3:49:47. My B goal, under 3:50. The sun beats down hard. I am happy, satisfied, okay with that. And I fall in with the other runners as we make our way down Boylston. First stop...water, then...

I collect a poncho for I have nothing with me but my shorts and jog bra. I ask a volunteer if I can borrow her phone...too dazed and confused to figure out what the number scrawled along my sticky, sweaty arm is, she helps me decipher and dial. Bonnie answers the phone. We will meet at the corner of Charles and Beacon. I grab a food bag...all the food I have...and move toward the Boston Garden.

At the corner of Arlington and Boylston a huge crowd of people press together behind metal barriers, thanking runners as they leave the official runner area.  And this is what I post the day after...

Yesterday as I left the runner area entering Boston Garden to go to my meet up place, an older gentleman behind a barrier looked me in the eye and said, "Thank you so much for doing this, for coming here. For running. We are so proud" - Huge crowds stood at the runner exit telling runners "thank you!!" They weren't watching the race. There were hundred and hundreds of them, just thanking us as we passed. All I could say was 'Thank YOU!!!' and then cry, all the way through the garden as more strangers, along the way, grasped my arm and gave me heartfelt 'thanks' and 'congrats'. Boston you are amazing! Thank You!!!

And I have told this story to so many. THIS was my Boston experience. The "Thank You"s runners heard all weekend long, each one brought (and continues to bring) a lump to my throat, and tears well up in my eyes.

I did not cry at the start, as I thought I might. I did not cry at the finish. But when it was all over, when I thought it was all over, I cried as another human being looked me, ME, in the eye and thanked ME. And I stood on the corner of Charles and Beacon for an hour and a half (road closures made our meet up plan impossible) and that whole time total strangers came to me, thanked me and congratulated me. One took a picture of the splits written on my arm because she thought it was cool. And over and over people would walk by, stop, walk over to me, stopping what they were doing, grab my hand, my arm, my shoulder, my gaze, and thank me.
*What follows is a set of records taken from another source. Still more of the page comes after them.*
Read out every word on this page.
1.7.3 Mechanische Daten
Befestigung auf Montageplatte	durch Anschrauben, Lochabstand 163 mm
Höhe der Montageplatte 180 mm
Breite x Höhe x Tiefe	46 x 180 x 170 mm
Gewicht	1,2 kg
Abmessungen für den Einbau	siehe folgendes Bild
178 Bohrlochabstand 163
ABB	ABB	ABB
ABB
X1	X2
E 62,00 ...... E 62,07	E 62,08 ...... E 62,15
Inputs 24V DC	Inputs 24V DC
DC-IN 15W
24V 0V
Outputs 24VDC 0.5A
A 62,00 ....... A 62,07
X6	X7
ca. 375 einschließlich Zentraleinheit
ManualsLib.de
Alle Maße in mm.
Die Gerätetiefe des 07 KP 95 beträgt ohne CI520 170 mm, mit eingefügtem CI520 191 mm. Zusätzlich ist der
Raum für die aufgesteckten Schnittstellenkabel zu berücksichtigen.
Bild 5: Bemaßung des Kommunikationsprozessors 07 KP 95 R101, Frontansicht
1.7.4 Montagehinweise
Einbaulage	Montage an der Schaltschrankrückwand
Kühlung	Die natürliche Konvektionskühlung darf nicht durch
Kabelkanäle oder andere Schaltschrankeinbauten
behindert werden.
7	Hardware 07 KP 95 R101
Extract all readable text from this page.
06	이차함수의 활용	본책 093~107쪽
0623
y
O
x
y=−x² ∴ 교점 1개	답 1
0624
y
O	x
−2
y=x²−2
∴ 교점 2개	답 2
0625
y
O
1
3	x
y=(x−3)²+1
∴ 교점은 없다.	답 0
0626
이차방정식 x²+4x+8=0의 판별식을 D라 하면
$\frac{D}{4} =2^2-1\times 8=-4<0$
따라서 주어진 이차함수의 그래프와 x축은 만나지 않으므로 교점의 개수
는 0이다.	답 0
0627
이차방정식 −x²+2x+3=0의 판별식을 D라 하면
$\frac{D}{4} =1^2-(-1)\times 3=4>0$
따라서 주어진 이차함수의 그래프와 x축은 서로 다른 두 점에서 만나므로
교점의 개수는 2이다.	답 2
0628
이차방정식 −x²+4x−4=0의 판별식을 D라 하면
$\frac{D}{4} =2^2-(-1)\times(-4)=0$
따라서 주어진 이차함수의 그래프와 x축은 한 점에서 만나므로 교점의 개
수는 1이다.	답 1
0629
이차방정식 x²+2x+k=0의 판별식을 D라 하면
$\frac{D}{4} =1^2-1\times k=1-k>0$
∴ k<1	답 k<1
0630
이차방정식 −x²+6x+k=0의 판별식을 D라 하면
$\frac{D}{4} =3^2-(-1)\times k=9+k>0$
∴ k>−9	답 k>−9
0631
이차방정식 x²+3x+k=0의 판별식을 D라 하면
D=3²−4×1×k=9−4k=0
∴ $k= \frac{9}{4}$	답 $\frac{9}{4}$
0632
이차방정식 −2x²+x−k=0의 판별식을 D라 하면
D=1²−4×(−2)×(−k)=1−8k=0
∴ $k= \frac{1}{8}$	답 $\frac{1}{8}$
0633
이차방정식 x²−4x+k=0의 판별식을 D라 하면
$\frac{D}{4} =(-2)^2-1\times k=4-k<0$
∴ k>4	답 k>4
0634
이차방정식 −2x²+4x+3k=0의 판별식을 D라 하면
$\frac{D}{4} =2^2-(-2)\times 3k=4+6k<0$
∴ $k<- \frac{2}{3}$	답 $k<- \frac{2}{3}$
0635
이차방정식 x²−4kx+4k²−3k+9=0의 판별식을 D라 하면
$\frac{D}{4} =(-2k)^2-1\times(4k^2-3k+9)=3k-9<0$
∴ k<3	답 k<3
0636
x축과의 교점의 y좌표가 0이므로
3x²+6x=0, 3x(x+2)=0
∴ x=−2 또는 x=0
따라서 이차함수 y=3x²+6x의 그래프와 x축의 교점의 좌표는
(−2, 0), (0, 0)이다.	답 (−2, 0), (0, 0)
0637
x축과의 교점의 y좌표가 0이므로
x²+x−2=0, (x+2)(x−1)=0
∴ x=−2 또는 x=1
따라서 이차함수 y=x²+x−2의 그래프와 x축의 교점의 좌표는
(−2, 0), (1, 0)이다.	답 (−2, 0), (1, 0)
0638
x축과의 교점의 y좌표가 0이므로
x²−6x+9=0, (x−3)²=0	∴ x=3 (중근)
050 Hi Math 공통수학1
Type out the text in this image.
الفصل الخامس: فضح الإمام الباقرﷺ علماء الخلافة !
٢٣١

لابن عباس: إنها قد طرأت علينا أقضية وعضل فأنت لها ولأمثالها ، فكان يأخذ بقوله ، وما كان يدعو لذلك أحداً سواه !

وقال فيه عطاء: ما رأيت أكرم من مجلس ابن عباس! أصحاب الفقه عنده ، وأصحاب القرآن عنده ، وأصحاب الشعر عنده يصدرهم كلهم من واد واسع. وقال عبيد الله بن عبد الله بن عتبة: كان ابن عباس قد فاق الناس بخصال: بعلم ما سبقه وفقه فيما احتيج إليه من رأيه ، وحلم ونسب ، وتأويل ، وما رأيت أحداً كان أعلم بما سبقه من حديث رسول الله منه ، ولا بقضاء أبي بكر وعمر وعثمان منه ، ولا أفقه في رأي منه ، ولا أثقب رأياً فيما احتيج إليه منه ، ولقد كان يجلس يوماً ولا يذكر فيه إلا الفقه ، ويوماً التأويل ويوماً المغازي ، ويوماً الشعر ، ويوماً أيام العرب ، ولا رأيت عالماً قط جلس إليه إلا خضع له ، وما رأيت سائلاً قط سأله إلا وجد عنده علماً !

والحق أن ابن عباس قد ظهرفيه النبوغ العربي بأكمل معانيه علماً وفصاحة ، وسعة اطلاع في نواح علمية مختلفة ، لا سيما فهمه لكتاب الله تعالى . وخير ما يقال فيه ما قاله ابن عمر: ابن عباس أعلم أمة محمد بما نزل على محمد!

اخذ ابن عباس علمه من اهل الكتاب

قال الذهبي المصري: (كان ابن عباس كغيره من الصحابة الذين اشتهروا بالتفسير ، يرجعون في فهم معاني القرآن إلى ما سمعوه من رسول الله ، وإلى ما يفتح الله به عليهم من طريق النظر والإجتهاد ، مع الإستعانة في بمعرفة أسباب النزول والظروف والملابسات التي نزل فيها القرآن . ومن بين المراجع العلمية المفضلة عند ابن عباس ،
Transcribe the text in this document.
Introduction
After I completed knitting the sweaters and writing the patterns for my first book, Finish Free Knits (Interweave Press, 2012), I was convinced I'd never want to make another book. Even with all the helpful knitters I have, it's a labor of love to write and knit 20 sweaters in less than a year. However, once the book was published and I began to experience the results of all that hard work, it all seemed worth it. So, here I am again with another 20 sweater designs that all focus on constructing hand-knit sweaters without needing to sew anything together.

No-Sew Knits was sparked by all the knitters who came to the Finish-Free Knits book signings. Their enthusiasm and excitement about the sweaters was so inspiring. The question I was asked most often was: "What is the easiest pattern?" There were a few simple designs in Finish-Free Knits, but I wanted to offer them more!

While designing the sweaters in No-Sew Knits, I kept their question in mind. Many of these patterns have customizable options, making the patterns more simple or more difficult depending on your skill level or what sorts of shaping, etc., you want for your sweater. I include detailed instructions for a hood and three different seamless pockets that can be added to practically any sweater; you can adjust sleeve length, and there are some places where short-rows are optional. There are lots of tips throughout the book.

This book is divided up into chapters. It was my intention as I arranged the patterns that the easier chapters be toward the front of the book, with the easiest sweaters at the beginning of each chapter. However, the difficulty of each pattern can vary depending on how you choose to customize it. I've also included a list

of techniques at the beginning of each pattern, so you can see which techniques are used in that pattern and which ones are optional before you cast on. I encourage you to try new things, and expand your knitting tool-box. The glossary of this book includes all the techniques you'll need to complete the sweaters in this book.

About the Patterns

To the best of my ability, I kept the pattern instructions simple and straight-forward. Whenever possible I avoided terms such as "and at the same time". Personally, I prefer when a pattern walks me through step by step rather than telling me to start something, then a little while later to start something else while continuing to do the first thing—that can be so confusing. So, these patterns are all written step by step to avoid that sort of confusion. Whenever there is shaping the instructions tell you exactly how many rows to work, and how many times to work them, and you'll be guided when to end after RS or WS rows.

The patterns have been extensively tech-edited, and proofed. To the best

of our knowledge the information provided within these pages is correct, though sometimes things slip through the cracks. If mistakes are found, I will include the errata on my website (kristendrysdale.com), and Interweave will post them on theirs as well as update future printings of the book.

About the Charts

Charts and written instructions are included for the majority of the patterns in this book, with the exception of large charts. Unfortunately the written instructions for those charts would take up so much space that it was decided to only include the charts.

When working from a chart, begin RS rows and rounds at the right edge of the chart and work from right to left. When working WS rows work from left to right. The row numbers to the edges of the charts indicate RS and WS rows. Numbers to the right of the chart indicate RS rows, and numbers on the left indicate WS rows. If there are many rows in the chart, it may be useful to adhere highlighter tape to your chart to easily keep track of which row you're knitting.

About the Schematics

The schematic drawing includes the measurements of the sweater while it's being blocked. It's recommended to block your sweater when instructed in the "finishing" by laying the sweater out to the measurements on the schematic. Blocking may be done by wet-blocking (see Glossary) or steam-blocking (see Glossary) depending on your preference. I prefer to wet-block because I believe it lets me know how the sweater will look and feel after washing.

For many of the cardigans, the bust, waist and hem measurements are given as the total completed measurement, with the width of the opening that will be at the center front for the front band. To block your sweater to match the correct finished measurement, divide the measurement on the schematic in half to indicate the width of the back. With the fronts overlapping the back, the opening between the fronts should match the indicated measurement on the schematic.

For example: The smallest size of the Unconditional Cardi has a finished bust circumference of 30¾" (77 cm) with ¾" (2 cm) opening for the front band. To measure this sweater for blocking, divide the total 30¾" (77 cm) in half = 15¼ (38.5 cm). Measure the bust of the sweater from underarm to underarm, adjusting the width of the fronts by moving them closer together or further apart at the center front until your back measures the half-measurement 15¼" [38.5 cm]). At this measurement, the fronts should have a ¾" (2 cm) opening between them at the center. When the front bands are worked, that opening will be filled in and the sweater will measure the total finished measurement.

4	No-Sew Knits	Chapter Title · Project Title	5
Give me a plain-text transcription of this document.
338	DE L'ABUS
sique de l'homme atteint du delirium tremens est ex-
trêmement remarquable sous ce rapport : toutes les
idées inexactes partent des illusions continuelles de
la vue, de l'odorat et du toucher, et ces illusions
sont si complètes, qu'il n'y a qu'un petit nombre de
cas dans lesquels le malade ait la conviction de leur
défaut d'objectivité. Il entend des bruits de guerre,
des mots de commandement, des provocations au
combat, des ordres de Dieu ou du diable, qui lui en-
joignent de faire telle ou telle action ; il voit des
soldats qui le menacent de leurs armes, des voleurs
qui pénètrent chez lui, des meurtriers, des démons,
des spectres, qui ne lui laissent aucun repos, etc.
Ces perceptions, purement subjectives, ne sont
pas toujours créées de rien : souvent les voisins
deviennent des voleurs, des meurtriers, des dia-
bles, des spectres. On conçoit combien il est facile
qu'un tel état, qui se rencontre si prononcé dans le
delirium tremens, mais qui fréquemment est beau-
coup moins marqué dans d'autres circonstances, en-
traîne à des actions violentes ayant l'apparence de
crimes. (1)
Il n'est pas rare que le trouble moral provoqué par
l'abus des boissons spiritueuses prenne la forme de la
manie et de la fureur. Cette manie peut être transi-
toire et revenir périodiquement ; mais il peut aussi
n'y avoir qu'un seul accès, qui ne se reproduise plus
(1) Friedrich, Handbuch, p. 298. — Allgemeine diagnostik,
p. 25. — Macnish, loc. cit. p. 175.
And that whole time I cried, quietly.

And I would have welcomed the chance to stand there for several hours more, in my shorts, jog bra and poncho, and experience people in a way I never have before, and may never again.

Thank You, Boston.

“What's happened to me,' he thought. It was no dream.”~ Franz Kafka


  1. Very nice post, Caolan! What an experience! Congratulations again!

  2. Great write up, I WILL get to Boston one day!

  3. Thanks so much for sharing this.